= Robert Shaw (physicist) =

American physicist (born 1946)

Robert Stetson Shaw (born 1946) is an American physicist who was part of Eudaemonic Enterprises in Santa Cruz in the late 1970s and early 1980s. In 1988 he was awarded a MacArthur Fellowship for his work in chaos theory.

==Chaos theory==
Shaw was one of the pioneers of chaos theory and his work at University of California, Santa Cruz on the subject was among the first research into the relationship between predictable motion and chaos in a landmark PhD thesis.

He was part of the Dynamical Systems Collective with J. Doyne Farmer, Norman Packard, and James Crutchfield. The collective, also known as the Santa Cruz Chaos Cabal, was best known for its work in probing chaotic systems for signs of order.

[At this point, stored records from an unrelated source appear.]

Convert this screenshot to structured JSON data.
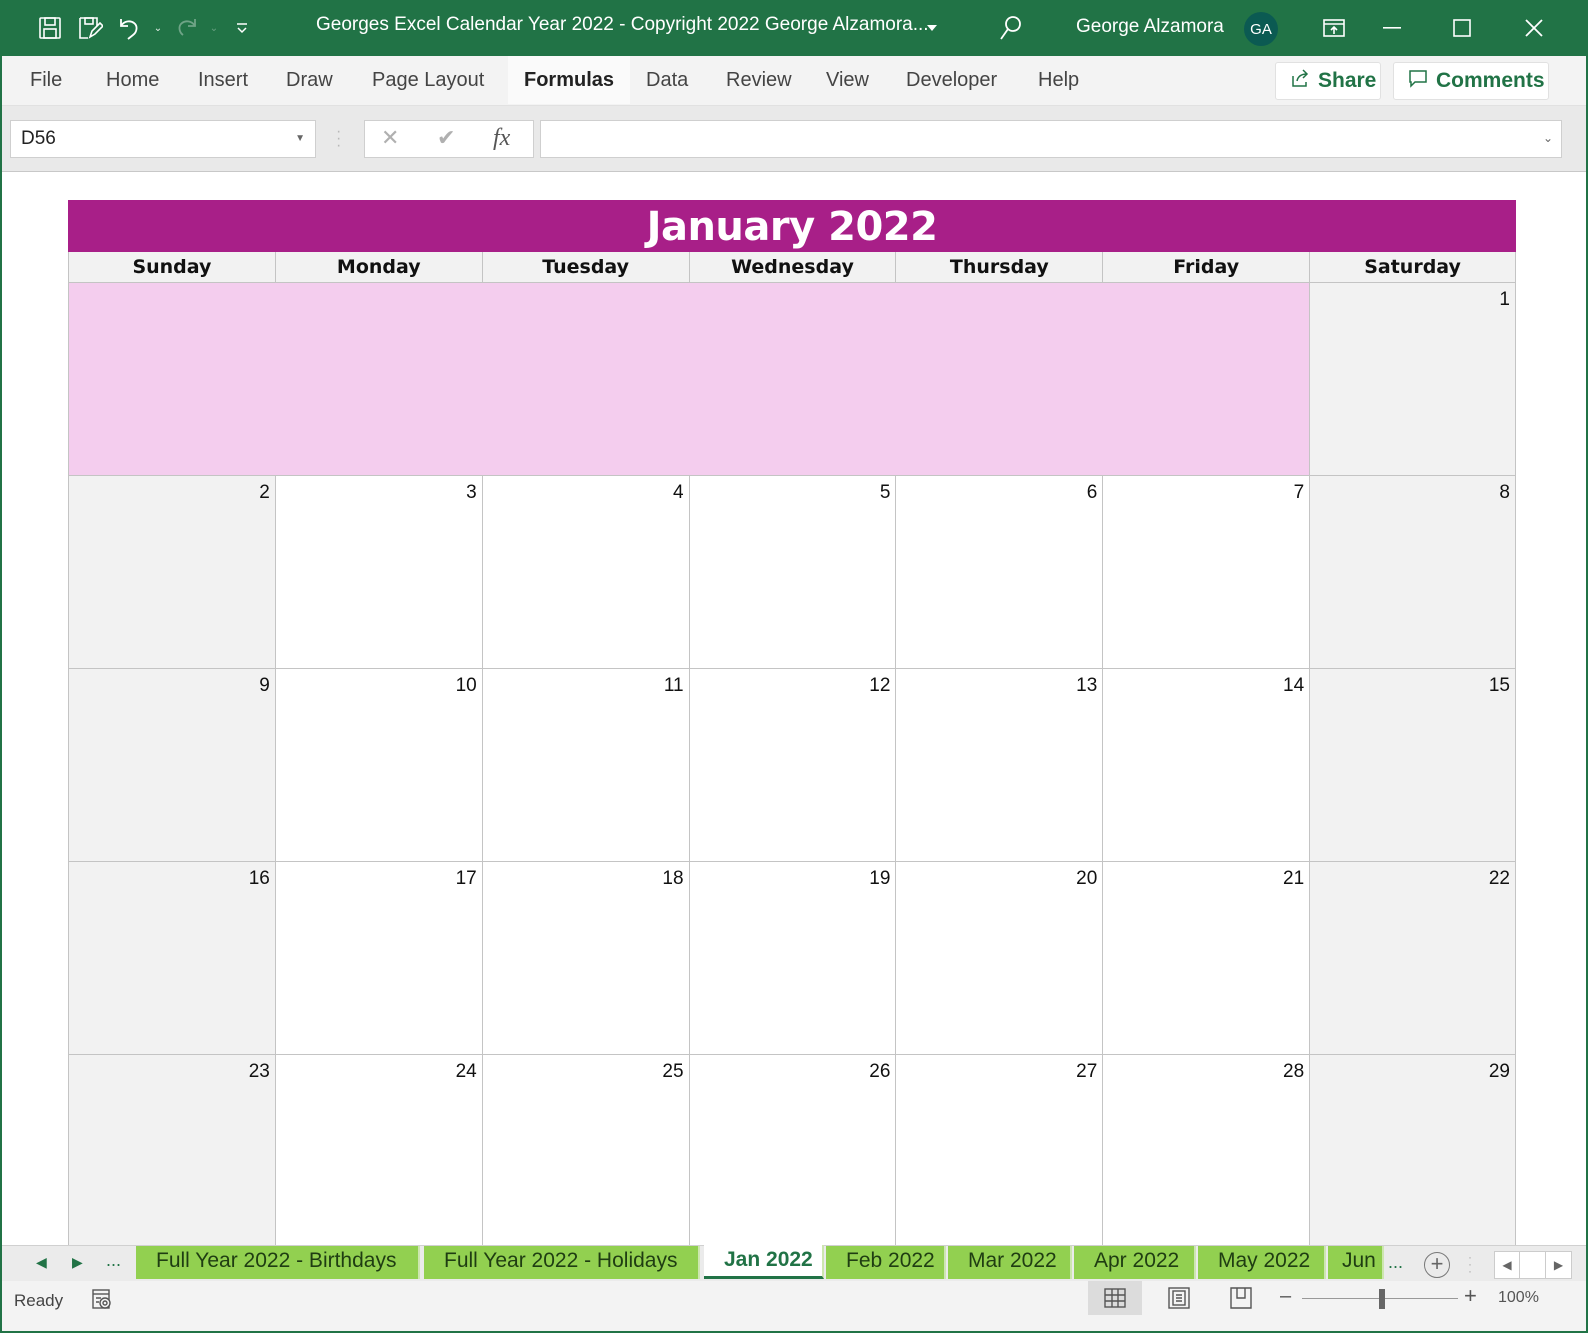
{
  "titlebar": {
    "document_title": "Georges Excel Calendar Year 2022 - Copyright 2022 George Alzamora...",
    "user_name": "George Alzamora",
    "avatar_initials": "GA"
  },
  "ribbon": {
    "tabs": [
      {
        "label": "File"
      },
      {
        "label": "Home"
      },
      {
        "label": "Insert"
      },
      {
        "label": "Draw"
      },
      {
        "label": "Page Layout"
      },
      {
        "label": "Formulas",
        "active": true
      },
      {
        "label": "Data"
      },
      {
        "label": "Review"
      },
      {
        "label": "View"
      },
      {
        "label": "Developer"
      },
      {
        "label": "Help"
      }
    ],
    "share_label": "Share",
    "comments_label": "Comments"
  },
  "formula_bar": {
    "name_box": "D56",
    "formula_value": "",
    "fx_label": "fx"
  },
  "calendar": {
    "title": "January 2022",
    "weekdays": [
      "Sunday",
      "Monday",
      "Tuesday",
      "Wednesday",
      "Thursday",
      "Friday",
      "Saturday"
    ],
    "weeks": [
      [
        null,
        null,
        null,
        null,
        null,
        null,
        "1"
      ],
      [
        "2",
        "3",
        "4",
        "5",
        "6",
        "7",
        "8"
      ],
      [
        "9",
        "10",
        "11",
        "12",
        "13",
        "14",
        "15"
      ],
      [
        "16",
        "17",
        "18",
        "19",
        "20",
        "21",
        "22"
      ],
      [
        "23",
        "24",
        "25",
        "26",
        "27",
        "28",
        "29"
      ]
    ],
    "colors": {
      "header": "#a81f88",
      "blank_days": "#f4cdee",
      "weekend": "#f2f2f2"
    }
  },
  "sheet_tabs": {
    "more_label": "...",
    "tabs": [
      {
        "label": "Full Year 2022 - Birthdays"
      },
      {
        "label": "Full Year 2022 - Holidays"
      },
      {
        "label": "Jan 2022",
        "active": true
      },
      {
        "label": "Feb 2022"
      },
      {
        "label": "Mar 2022"
      },
      {
        "label": "Apr 2022"
      },
      {
        "label": "May 2022"
      },
      {
        "label": "Jun"
      }
    ],
    "tab_color": "#92d050"
  },
  "status_bar": {
    "status": "Ready",
    "zoom_level": "100%",
    "zoom_percent": 100
  }
}
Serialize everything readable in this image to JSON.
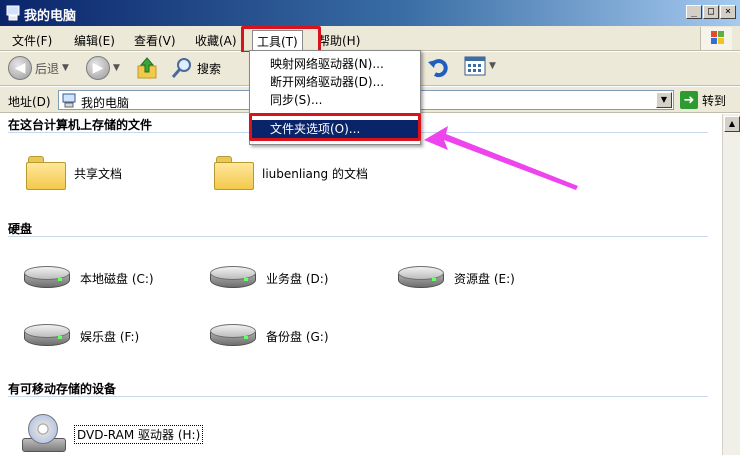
{
  "window": {
    "title": "我的电脑",
    "min": "_",
    "max": "□",
    "close": "×"
  },
  "menubar": {
    "items": [
      "文件(F)",
      "编辑(E)",
      "查看(V)",
      "收藏(A)",
      "工具(T)",
      "帮助(H)"
    ]
  },
  "toolbar": {
    "back_label": "后退",
    "search_label": "搜索"
  },
  "address": {
    "label": "地址(D)",
    "value": "我的电脑",
    "go_label": "转到"
  },
  "tools_menu": {
    "items": [
      "映射网络驱动器(N)...",
      "断开网络驱动器(D)...",
      "同步(S)...",
      "文件夹选项(O)..."
    ]
  },
  "sections": {
    "files": {
      "title": "在这台计算机上存储的文件",
      "items": [
        "共享文档",
        "liubenliang 的文档"
      ]
    },
    "hdd": {
      "title": "硬盘",
      "items": [
        "本地磁盘 (C:)",
        "业务盘 (D:)",
        "资源盘 (E:)",
        "娱乐盘 (F:)",
        "备份盘 (G:)"
      ]
    },
    "removable": {
      "title": "有可移动存储的设备",
      "items": [
        "DVD-RAM 驱动器 (H:)"
      ]
    }
  },
  "colors": {
    "highlight_box": "#d9121b",
    "annotation_arrow": "#ee44ee",
    "menu_highlight": "#0a246a"
  }
}
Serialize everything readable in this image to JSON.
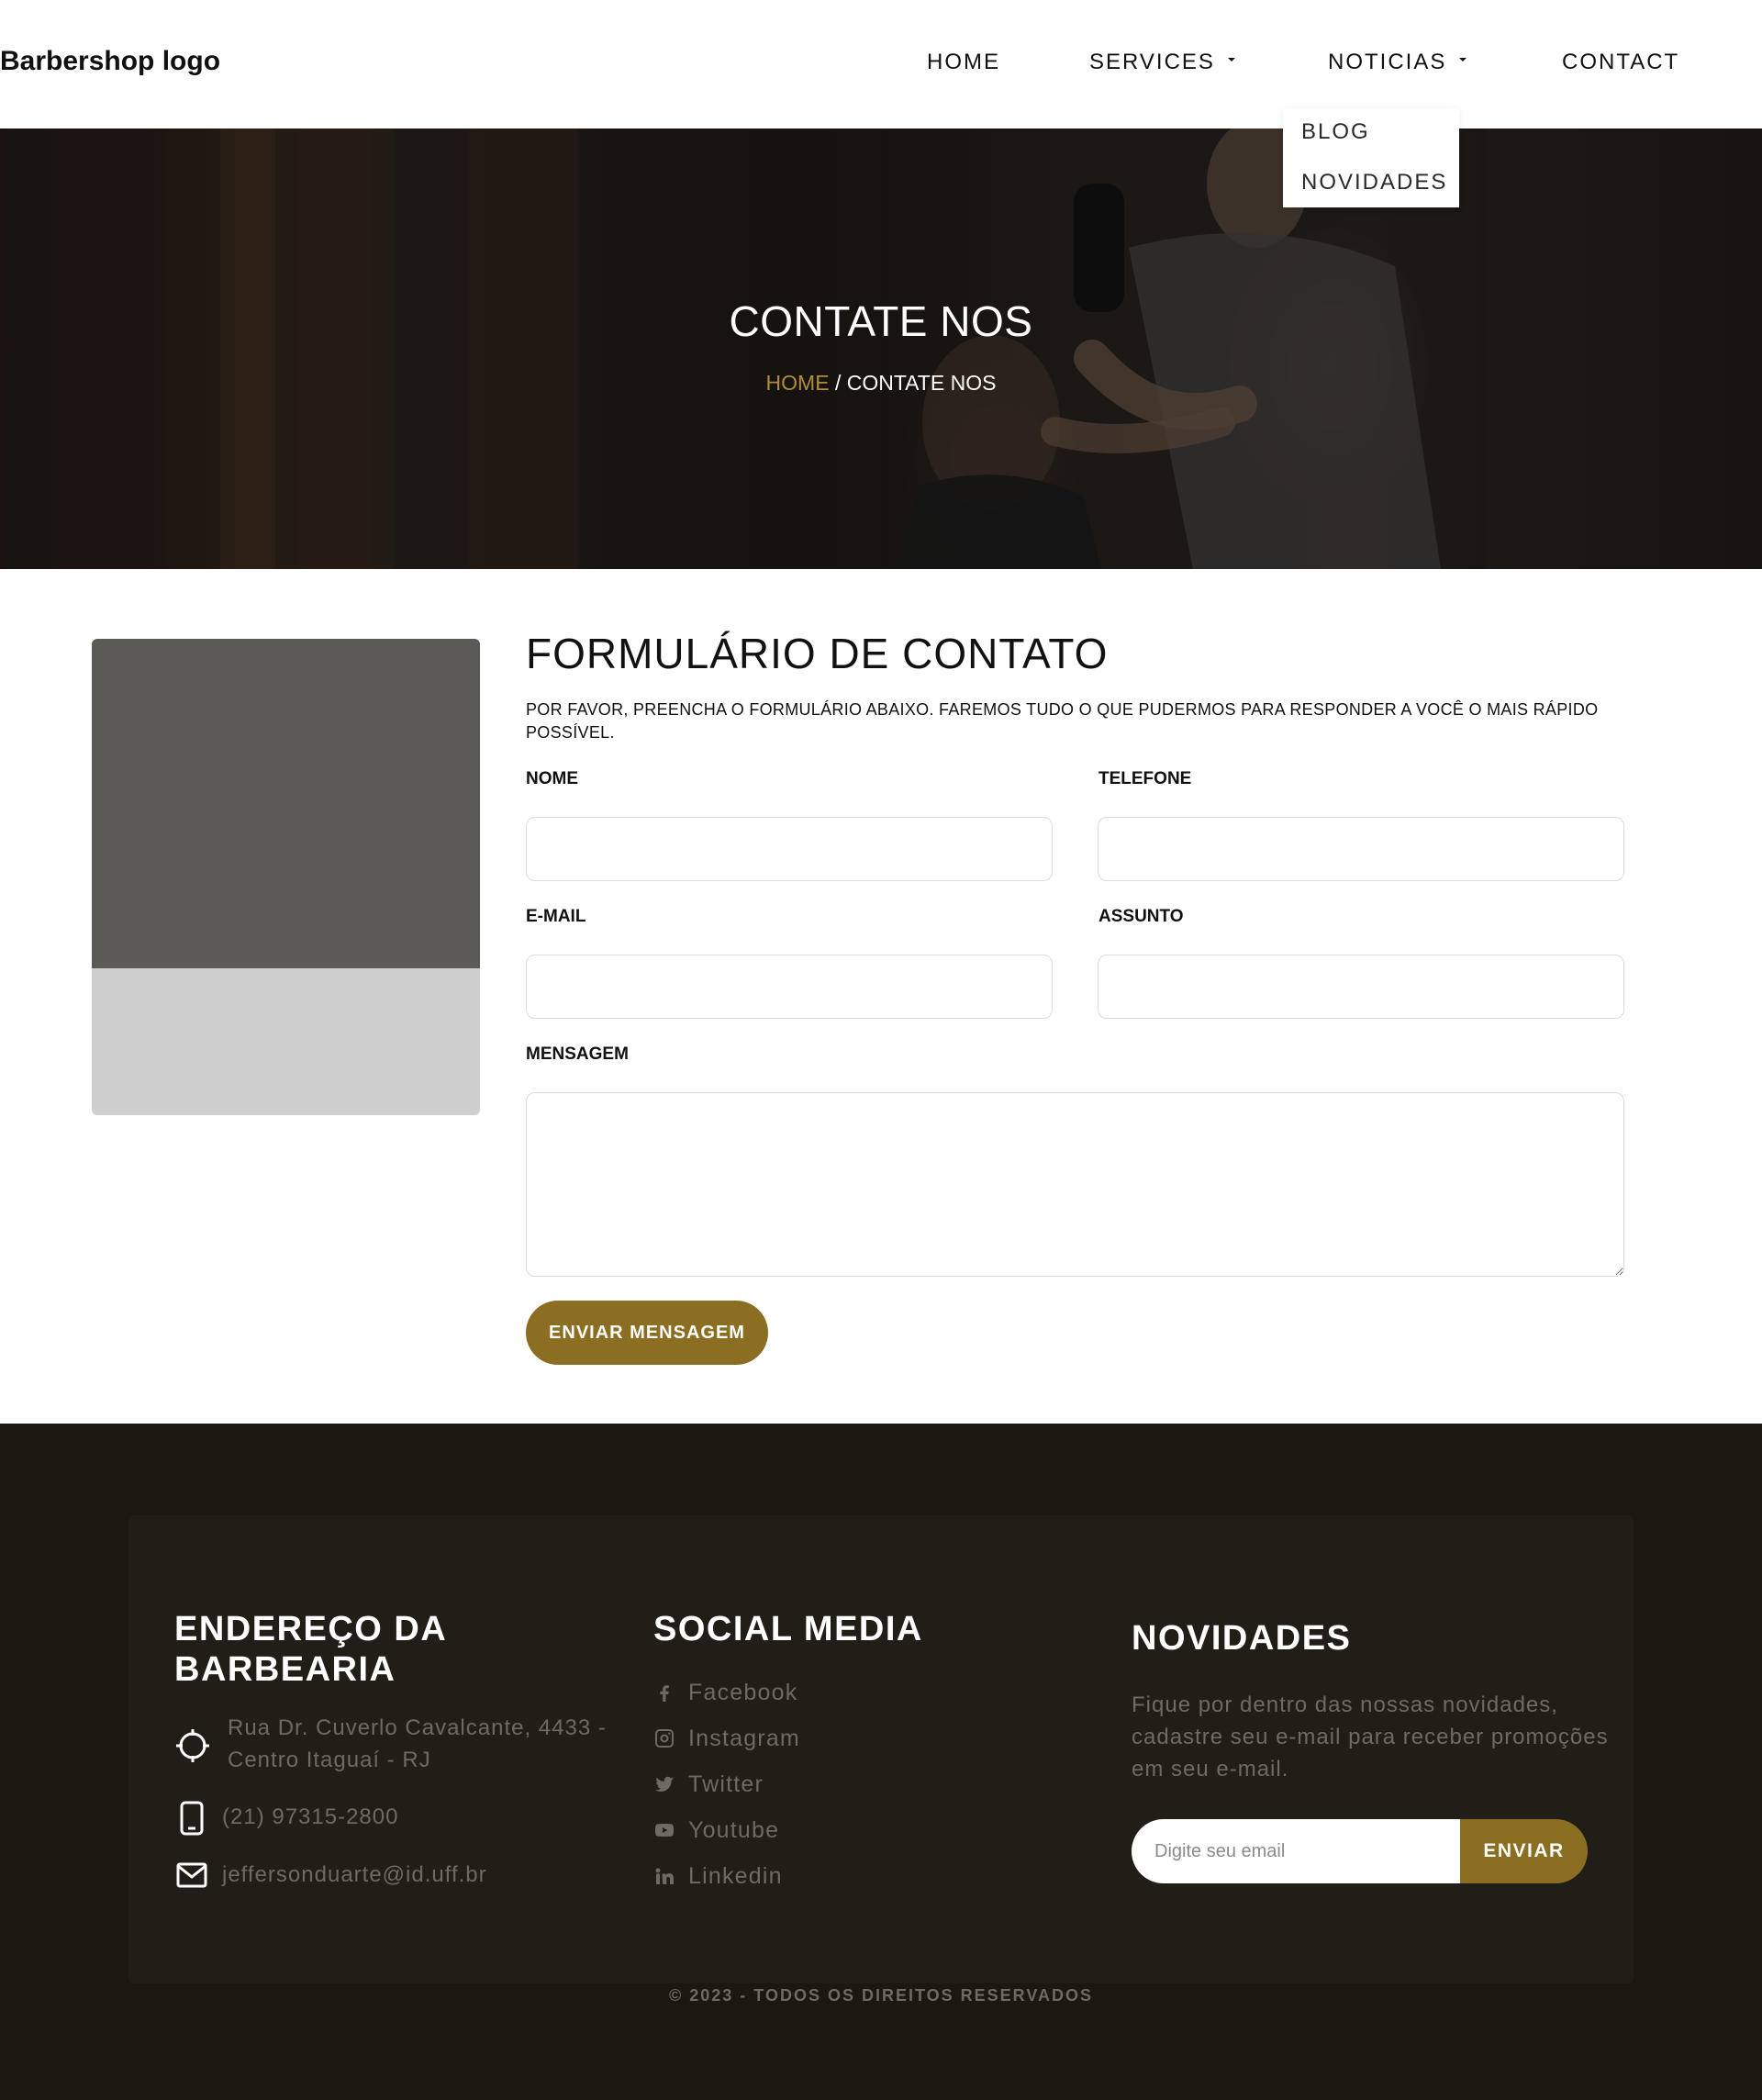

A documentary is being made about Shaw's life, his art, and his science, entitled Strange Attractors: a movie for curious people.

==Roulette==
While at the University of California, Santa Cruz, Shaw also worked briefly with the Eudaemons, a group of physicists attempting to create a computer capable of predicting the outcome of a game of roulette.

==Illustrations==
Shaw's younger brother, Chris, an artist and filmmaker, produced illustrations for Shaw's papers and thesis, and also for those of Shaw's PhD advisers Ralph Abraham and William Burke. One cosmological painting of consecutive universes exploding and imploding in alternating Big Bangs and Big Crunches in Burke's cosmology textbook hangs on a wall at the American Center for Physics.